# Separate relevant Skilled employment assessment by EA



## mohsin84 (Oct 25, 2015)

Dear All,

I already got a positive outcome from engineers Australia as an engineering technologist (233914). I lodged my MSA CDR as fast track and it took 16 working day to get the outcome. Then I applied for Relevant Skilled Employment Assessment as additional service at 25th October. It's been 5th working day today and still the secondary application is in "Assessment in Progress" status. If anyone faced similar issue, please let me know how much time it usually require. Should I send mail to them, as I could not find any information in their website? Please let me know urgently.


----------



## sultan_azam (Sep 9, 2015)

mohsin84 said:


> Dear All,
> 
> I already got a positive outcome from engineers Australia as an engineering technologist (233914). I lodged my MSA CDR as fast track and it took 16 working day to get the outcome. Then I applied for Relevant Skilled Employment Assessment as additional service at 25th October. It's been 5th working day today and still the secondary application is in "Assessment in Progress" status. If anyone faced similar issue, please let me know how much time it usually require. Should I send mail to them, as I could not find any information in their website? Please let me know urgently.


you applied under fast track or normal??

5 days is too early to expect outcome even if it is fast track


----------



## aub123 (May 18, 2017)

Hi,

How to apply for Separate Relevant Skilled Employment Assessment ? 

I worked for 3 companies, however, I claimed only 2 companies, and now , I would like to apply fro Separate Relevant Skilled Employment Assessment to get the exp from 3rd company. 

thanks


----------



## rakeshsoni86 (Dec 23, 2016)

mohsin84 said:


> Dear All,
> 
> I already got a positive outcome from engineers Australia as an engineering technologist (233914). I lodged my MSA CDR as fast track and it took 16 working day to get the outcome. Then I applied for Relevant Skilled Employment Assessment as additional service at 25th October. It's been 5th working day today and still the secondary application is in "Assessment in Progress" status. If anyone faced similar issue, please let me know how much time it usually require. Should I send mail to them, as I could not find any information in their website?
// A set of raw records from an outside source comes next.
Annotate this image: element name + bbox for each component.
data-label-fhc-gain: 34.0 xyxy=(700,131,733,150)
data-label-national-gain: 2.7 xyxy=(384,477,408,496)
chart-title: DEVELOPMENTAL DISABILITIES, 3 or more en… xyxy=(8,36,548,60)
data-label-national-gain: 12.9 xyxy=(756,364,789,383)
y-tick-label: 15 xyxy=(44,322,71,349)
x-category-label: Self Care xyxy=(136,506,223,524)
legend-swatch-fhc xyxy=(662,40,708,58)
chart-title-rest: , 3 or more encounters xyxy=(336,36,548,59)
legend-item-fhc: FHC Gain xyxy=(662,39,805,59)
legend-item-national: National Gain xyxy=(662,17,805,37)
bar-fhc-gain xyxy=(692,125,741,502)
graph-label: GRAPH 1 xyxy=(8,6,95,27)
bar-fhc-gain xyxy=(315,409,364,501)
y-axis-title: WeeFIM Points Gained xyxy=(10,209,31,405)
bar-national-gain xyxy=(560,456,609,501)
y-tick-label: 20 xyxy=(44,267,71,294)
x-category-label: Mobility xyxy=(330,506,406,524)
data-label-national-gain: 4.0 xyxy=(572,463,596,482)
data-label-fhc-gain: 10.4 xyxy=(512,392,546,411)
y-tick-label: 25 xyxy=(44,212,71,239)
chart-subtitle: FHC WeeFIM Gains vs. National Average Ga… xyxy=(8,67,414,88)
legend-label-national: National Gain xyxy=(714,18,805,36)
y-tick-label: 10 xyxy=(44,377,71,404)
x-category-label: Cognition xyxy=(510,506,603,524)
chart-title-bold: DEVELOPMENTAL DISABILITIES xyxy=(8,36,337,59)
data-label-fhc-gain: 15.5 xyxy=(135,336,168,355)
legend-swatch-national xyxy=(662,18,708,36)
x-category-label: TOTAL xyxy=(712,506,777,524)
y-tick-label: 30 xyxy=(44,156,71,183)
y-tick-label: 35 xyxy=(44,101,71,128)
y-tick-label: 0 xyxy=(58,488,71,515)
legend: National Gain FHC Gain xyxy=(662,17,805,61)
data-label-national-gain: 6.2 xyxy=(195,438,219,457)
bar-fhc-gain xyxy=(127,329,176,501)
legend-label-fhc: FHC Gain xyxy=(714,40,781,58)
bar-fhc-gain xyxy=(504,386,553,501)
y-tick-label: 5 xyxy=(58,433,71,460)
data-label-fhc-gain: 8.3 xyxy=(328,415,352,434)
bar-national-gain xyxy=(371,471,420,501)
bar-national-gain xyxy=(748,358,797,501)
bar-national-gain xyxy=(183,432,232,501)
Please let me know urgently.


Hello Bro,

I too received positive outcome as Professional Engineer(233211)-Civil Engineer and i have applied for secondary service (RSA) .From your timeline it shows that it took 15days for outcome,can you provide exact duration of receiving outcome from date of application.


----------



## mohsin84 (Oct 25, 2015)

rakeshsoni86 said:


> Hello Bro,
> 
> I too received positive outcome as Professional Engineer(233211)-Civil Engineer and i have applied for secondary service (RSA) .From your timeline it shows that it took 15days for outcome,can you provide exact duration of receiving outcome from date of application.


I lodged the RSA at 25/10/2016. Received outcome at 9/11/2017


----------



## ruanjiageng (Dec 12, 2016)

Hi,

I just submit my Separate Relevant Skilled Employment Assessment. Just wondering how long it takes for yours? Is there a fast track for this assessment since there is no option when I pay. Thanks.


----------



## seyamo (Dec 1, 2017)

Hi,

I'm planning to apply for the 189 visa.

I've got a BEng (Hons) in Civil Engineering and MSc in Renewable Energy Engineering. I have completed both my bachelors and masters from the U.K

I want to get my degree assessed by Engineers Australia. What is the best course of action for me in this regard. If some one could kindly share some information that would be much appreciated.

Thank you.


----------



## ruanjiageng (Dec 12, 2016)

Hi Seyamo,

I think EA focus more on your bachelor degree rather than the master. Based on my knowledge if assessed as Civil Eng is a better result, since the required EOI points is relatively low. Good Luck.


----------



## usmanalisaki (Jul 25, 2017)

ruanjiageng said:


> Hi,
> 
> I just submit my Separate Relevant Skilled Employment Assessment. Just wondering how long it takes for yours? Is there a fast track for this assessment since there is no option when I pay. Thanks.


hi dear how long it took to get the outcome?


----------



## Suzumiya (Sep 10, 2017)

Hi All!
Just want to know which date should I put on EOI for the skill assessment? My CDR is dated 2017 while my RSEA is 2018 
Hope to hear your kind suggestions
Thank you in advance!


----------